YASEMİN KATI ebrar4406@hotmail.com

ÇOCUKLARIMIZI ODUNLAŞMADAN EĞELİM

14 Haziran 2015 Pazar 18:49

Her yılın sonunda dokuz aylık bir eğitim süresini daha geride bırakmış olur, o yaz tatili içerisinde yapılması gerekenleri bir bir sıralarız. Ama tatili dört gözle bekleyen çeşitli yaş grubu insanının tatile bakış açısı nedense hep aynıdır. Milletçe tatil bize, gerile gerile yatacağımız, sadece gezip, yiyip içip eğleneceğimiz günleri muştular.

Oysa “Boş kaldığında hemen başka işe koyul.” Sözü bize telkinde bulunmaktadır. Bulunanın kim olduğunu ise lütfen azıcık bir şeyleri kurcalayarak öğreniverin. Zira bu yazı kalkın da işe yarar bir şeylere imza atın demek üzere kaleme alındı (düzeltiyorum tıklandı).
Sanal âlemin soğukluğu, kitapların sıcaklığını hiçbir zaman bastıramadı ama bizler, tüm sıcaklıklarına rağmen erişilmez kalınlıklarda koruyucularla savunduk kitaplara karşı kendimizi.

Ağacın yaşken eğildiğini unutup çocuklarımızı çağa uygun yetiştirme hevesiyle teknolojiye esir, sağlıksız gıdalara müptela, daracık mekânlara hapis, gerçek dünyadan bihaber, sevgi ve ilgimize muhtaç eyledik.

Örnek olamadık onlara. Çünkü örnek olacak bir şeyler bizde de mevcut değil artık. Örneğin; kaçımızın kütüphane üyeliği var, ve elimizde ara sıra değiştirdiğimiz farklı kitaplar görüyor çocuklarımız?

Bizim televizyon dediğimiz, hayranı olduğumuz çağdaş batılıların ise “Aptal Kutusu” dediği teknolojik aygıtı ne kadar esirimiz yapabildik?

Kaçımız ebeveyn olarak bir müzik aleti çalabiliyor veya bir sporla yakından ilgileniyor?

Toprak denen maddeyi elleme bahtiyarlığına hiç eriştirebildik mi çocuklarımızı? Her hangi bir bitki tohumunu toprağa karıp da yeniden doğuşun canlı örneğini kaçımız sunabildik yavrularımıza?

Elinden tutup alışveriş merkezleri dışında tabiatın koynuna ne kadar salabildik, adımlarını doğallığa atmalarını ne kadar sağlayabildik?

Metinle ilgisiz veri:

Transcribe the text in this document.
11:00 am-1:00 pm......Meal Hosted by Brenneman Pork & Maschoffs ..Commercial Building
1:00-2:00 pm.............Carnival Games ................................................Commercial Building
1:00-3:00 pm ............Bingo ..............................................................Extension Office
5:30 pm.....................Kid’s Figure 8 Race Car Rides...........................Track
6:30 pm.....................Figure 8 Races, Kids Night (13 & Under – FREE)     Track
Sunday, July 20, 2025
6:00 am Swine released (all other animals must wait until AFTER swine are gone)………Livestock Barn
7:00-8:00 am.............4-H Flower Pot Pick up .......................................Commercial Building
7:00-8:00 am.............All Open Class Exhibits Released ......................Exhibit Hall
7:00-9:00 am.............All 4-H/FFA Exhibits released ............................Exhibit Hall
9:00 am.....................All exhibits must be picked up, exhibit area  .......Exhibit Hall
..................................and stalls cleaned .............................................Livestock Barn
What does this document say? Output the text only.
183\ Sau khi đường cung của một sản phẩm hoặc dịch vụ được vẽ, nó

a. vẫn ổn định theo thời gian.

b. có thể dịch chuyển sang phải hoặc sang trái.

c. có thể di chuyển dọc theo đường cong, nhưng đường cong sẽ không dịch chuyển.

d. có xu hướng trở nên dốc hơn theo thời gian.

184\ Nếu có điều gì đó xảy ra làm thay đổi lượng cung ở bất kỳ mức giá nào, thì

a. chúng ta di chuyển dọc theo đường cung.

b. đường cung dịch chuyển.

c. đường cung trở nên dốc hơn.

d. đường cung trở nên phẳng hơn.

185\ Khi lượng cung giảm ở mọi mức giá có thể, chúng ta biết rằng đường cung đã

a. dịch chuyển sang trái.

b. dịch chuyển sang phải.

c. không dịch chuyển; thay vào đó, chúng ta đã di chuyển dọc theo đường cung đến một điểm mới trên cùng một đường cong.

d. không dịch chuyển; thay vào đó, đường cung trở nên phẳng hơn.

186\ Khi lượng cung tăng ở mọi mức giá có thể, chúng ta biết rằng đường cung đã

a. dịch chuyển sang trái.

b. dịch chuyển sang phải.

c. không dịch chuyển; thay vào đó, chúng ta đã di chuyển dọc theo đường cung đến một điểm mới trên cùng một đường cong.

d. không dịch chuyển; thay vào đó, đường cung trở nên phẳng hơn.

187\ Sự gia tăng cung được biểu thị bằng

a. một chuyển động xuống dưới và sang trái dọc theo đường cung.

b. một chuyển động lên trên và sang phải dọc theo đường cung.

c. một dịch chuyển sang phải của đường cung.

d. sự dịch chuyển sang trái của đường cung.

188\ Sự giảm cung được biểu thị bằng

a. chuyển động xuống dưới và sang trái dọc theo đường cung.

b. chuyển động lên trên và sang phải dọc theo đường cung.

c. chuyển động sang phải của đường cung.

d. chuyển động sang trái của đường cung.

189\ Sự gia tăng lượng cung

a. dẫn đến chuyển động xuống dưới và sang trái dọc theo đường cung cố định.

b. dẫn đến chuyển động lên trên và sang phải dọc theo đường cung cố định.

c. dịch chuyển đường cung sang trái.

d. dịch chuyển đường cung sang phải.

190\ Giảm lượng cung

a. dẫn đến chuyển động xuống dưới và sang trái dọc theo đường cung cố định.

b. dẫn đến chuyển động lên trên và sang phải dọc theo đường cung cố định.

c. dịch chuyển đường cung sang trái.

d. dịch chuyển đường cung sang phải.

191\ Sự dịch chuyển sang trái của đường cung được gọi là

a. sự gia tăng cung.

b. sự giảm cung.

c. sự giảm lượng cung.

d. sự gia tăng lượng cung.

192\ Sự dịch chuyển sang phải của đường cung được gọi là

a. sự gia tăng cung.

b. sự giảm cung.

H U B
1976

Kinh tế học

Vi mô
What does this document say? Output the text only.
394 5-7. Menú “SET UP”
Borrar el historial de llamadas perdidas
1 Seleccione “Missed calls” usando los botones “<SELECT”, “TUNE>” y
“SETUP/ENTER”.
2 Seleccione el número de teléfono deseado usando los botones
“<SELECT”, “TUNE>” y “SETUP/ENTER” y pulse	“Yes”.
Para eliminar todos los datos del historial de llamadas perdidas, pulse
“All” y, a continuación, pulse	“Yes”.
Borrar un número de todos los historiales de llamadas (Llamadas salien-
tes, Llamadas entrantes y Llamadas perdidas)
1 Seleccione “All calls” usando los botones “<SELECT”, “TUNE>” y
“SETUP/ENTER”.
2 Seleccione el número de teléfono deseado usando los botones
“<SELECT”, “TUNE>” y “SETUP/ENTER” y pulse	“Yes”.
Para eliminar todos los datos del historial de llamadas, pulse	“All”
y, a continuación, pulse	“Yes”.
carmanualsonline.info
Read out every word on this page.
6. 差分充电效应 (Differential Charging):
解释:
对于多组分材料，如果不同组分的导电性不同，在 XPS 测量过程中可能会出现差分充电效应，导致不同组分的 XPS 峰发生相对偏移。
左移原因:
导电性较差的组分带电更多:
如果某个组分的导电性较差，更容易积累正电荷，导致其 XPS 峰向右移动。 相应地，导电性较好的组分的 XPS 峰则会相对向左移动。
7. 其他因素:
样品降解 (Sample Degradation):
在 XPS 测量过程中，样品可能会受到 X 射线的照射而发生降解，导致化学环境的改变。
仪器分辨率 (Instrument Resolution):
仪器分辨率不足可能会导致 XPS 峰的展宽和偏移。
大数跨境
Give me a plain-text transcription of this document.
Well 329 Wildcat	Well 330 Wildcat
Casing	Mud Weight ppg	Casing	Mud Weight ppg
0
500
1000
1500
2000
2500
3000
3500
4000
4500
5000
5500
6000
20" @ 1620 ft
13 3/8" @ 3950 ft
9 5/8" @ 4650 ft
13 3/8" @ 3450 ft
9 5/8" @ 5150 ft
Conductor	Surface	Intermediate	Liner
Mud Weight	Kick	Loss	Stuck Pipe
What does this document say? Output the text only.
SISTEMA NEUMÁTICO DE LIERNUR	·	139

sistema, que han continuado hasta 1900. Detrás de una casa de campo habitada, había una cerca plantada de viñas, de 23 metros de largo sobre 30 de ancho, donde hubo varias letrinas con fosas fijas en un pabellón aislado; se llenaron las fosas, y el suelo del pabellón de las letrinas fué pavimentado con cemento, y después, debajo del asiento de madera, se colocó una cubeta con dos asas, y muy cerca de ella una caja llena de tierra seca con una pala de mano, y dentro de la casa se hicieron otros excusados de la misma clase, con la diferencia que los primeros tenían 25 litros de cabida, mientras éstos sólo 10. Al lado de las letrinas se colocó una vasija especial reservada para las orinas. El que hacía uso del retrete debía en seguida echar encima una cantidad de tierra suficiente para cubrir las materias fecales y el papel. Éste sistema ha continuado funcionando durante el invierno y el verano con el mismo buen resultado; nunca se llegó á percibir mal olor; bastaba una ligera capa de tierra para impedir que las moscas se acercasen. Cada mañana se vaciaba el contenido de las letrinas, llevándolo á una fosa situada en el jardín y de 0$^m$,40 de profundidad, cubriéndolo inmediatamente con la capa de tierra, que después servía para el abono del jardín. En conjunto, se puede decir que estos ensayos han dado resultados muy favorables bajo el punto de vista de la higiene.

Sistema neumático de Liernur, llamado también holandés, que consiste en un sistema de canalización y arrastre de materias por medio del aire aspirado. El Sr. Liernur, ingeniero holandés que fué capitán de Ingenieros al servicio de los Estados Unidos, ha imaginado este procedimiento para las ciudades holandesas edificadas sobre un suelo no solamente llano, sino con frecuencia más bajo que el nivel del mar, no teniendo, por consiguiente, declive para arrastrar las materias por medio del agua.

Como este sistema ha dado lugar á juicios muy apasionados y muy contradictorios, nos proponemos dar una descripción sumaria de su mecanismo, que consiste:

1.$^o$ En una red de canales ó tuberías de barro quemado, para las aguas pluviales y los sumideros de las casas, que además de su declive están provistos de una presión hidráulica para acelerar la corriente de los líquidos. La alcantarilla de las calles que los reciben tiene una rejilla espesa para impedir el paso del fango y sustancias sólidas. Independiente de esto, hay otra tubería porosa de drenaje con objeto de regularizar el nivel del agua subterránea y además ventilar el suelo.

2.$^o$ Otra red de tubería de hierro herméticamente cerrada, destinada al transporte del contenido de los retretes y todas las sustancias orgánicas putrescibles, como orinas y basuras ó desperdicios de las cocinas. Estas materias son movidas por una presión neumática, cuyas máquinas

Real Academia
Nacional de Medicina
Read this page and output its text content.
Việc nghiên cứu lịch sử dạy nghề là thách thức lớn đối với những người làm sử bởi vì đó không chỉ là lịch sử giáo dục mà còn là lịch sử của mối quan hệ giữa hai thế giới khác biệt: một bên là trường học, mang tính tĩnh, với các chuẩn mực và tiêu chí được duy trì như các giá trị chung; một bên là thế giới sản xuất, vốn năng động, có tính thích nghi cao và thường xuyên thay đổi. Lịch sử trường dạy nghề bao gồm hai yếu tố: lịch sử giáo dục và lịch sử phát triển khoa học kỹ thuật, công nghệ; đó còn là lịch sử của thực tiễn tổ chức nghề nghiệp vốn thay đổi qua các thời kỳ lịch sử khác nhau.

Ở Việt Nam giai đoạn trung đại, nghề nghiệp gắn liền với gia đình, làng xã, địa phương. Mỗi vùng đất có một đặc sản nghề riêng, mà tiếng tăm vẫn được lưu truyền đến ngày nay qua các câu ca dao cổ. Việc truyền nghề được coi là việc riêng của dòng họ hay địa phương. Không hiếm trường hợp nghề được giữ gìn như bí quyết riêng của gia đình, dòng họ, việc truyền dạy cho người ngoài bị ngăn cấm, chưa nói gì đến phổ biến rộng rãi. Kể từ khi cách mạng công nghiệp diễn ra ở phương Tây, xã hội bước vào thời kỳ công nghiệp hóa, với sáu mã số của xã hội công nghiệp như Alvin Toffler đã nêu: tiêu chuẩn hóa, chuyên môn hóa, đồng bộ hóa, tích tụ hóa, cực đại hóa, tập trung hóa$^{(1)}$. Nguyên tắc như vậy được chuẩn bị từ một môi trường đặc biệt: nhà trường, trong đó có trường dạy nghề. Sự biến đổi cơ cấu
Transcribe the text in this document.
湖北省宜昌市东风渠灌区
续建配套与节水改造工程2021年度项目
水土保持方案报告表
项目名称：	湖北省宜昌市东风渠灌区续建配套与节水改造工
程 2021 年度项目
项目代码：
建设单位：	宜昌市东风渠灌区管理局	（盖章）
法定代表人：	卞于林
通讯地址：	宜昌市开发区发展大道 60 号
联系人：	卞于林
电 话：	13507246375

Dünyanın akabinde ahretin de bulunduğunu düşünüp, bu doğrultuda da yetişmelerini sağlamak için hangi hamleleri yaptık?..

Öncelikle bizlerin hayata ve tatile bakış açılarımızı gözden geçirmemiz gerekiyor, sonrasında ise bize emanet edilen fidanları yaşken eğmeye çalışmamız.

Mesela; tatil amaçlı eğlenceler düşünürken, suya çamura toprağa dokunmalarını da sağlamalıyız. Bilgisayarlar başında yıllanmalarına izin vermemeliyiz. Onlara, erken kalkanın yol alacağını ve aşırı uykunun kar olmadığını benimsetmeliyiz. Yeri sadece raflar olmayan kitapları elimize alarak örnek oluşturmalı, zekâ oyunları ile hemhal etmeliyiz. Ahirete yönelik bir takım yatırımlar yapabilmeleri için de bazı çabalar içerisine girmeliyiz. İnançsız yetişen nesilden korkmalıyız çünkü Allah korkusu taşımayanın neler yapabileceğine şahit oluyoruz sık sık.  Bilmediğimiz noktalarda ise, çocuğumuzun bilenlerin yanında yer almasını sağlamalıyız. Eğitimin, gelişmiş ülkelerde çok erken yaşlarda başladığını unutmamalıyız.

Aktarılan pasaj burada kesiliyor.